After understanding the core concept of replacement, the next idea to grasp is outcome combinations. This deals with the possible results from doing an experiment multiple times. In our example, drawing two marbles with replacement involves combining the outcomes of each draw. Each individual draw can result in either a white or a black marble, represented as 'W' and 'B' respectively. Therefore, when we combine the results of two successive draws, we uncover the complete sample space.

For two draws, our outcomes take the form:

• First draw White (W), then White (W) again: (W, W)
• First draw White (W), then Black (B): (W, B)
• First draw Black (B), then White (W): (B, W)
• First draw Black (B), then Black (B) again: (B, B)

These combinations show all the possible pairs of outcomes from two draws and illustrate how replacement maintains consistency in outcomes over repeated trials.

Probability theory serves as the backbone of determining how likely it is for certain outcomes to occur. In our marble example, we apply probability theory to figure out the likelihood of different results over multiple draws. Since we draw with replacement, the probability of drawing a white marble is always 1/2, and similarly, the probability of drawing a black marble remains 1/2 for each individual draw.
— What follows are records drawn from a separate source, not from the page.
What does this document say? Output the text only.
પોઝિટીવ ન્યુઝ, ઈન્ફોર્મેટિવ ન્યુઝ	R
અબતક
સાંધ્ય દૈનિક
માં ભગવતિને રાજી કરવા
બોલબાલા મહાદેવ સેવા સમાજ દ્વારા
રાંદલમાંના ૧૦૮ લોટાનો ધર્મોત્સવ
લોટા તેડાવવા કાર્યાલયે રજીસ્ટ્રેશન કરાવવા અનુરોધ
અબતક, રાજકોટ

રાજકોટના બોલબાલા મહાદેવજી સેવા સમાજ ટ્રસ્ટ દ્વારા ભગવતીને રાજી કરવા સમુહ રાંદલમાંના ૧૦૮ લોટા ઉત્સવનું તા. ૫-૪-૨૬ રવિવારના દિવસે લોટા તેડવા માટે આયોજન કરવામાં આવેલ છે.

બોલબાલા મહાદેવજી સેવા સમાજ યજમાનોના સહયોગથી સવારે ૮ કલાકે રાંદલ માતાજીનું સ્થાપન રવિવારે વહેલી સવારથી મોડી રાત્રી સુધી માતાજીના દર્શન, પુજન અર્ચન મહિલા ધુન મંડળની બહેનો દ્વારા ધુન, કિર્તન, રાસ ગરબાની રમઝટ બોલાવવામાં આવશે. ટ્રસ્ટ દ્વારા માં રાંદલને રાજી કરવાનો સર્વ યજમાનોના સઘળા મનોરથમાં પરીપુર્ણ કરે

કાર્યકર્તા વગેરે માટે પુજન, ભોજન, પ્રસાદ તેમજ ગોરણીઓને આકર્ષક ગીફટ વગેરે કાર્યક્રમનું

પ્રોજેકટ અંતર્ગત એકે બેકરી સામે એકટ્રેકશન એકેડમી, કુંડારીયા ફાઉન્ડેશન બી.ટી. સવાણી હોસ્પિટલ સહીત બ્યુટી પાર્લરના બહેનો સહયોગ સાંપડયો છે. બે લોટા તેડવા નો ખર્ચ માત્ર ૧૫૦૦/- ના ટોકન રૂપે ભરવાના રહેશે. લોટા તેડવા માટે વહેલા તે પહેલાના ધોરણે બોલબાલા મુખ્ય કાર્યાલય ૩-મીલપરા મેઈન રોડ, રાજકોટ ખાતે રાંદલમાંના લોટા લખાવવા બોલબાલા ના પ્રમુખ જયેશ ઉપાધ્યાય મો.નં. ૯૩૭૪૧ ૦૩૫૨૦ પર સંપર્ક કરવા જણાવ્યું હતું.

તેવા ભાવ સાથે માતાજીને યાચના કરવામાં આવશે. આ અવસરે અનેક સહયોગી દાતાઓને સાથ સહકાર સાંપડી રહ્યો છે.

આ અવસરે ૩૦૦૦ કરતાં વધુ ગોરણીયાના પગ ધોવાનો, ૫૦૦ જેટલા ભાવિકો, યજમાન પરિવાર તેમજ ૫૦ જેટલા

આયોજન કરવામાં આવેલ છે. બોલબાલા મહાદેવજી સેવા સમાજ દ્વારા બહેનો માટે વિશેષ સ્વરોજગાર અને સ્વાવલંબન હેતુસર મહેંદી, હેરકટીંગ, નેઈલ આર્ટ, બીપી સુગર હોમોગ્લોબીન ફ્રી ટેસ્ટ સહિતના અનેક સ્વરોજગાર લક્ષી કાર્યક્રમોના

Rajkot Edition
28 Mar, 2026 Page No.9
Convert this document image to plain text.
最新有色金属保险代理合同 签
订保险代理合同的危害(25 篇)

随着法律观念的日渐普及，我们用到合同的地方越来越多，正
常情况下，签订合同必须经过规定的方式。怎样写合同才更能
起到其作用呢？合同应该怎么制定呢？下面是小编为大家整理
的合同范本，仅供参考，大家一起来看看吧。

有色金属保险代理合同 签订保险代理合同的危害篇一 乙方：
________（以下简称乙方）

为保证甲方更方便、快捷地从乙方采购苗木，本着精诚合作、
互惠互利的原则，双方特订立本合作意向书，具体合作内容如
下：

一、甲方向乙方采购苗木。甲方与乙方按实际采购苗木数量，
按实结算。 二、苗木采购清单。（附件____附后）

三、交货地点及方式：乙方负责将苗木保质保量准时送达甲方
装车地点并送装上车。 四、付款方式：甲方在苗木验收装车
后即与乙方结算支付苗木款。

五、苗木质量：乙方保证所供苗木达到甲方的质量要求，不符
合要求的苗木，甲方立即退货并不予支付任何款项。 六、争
When considering two draws, the probabilities of specific outcomes are multiplied. For example:

• Probability of (W, W) = Probability of W on 1st draw * Probability of W on 2nd draw = 1/2 * 1/2 = 1/4.
• Probability of (W, B) = Probability of W on 1st draw * Probability of B on 2nd draw = 1/2 * 1/2 = 1/4.
• Probability of (B, W) = Probability of B on 1st draw * Probability of W on 2nd draw = 1/2 * 1/2 = 1/4.
• Probability of (B, B) = Probability of B on 1st draw * Probability of B on 2nd draw = 1/2 * 1/2 = 1/4.

This consistent pattern is due to the replacement after each draw, and it helps us to predict and calculate the various outcome probabilities precisely.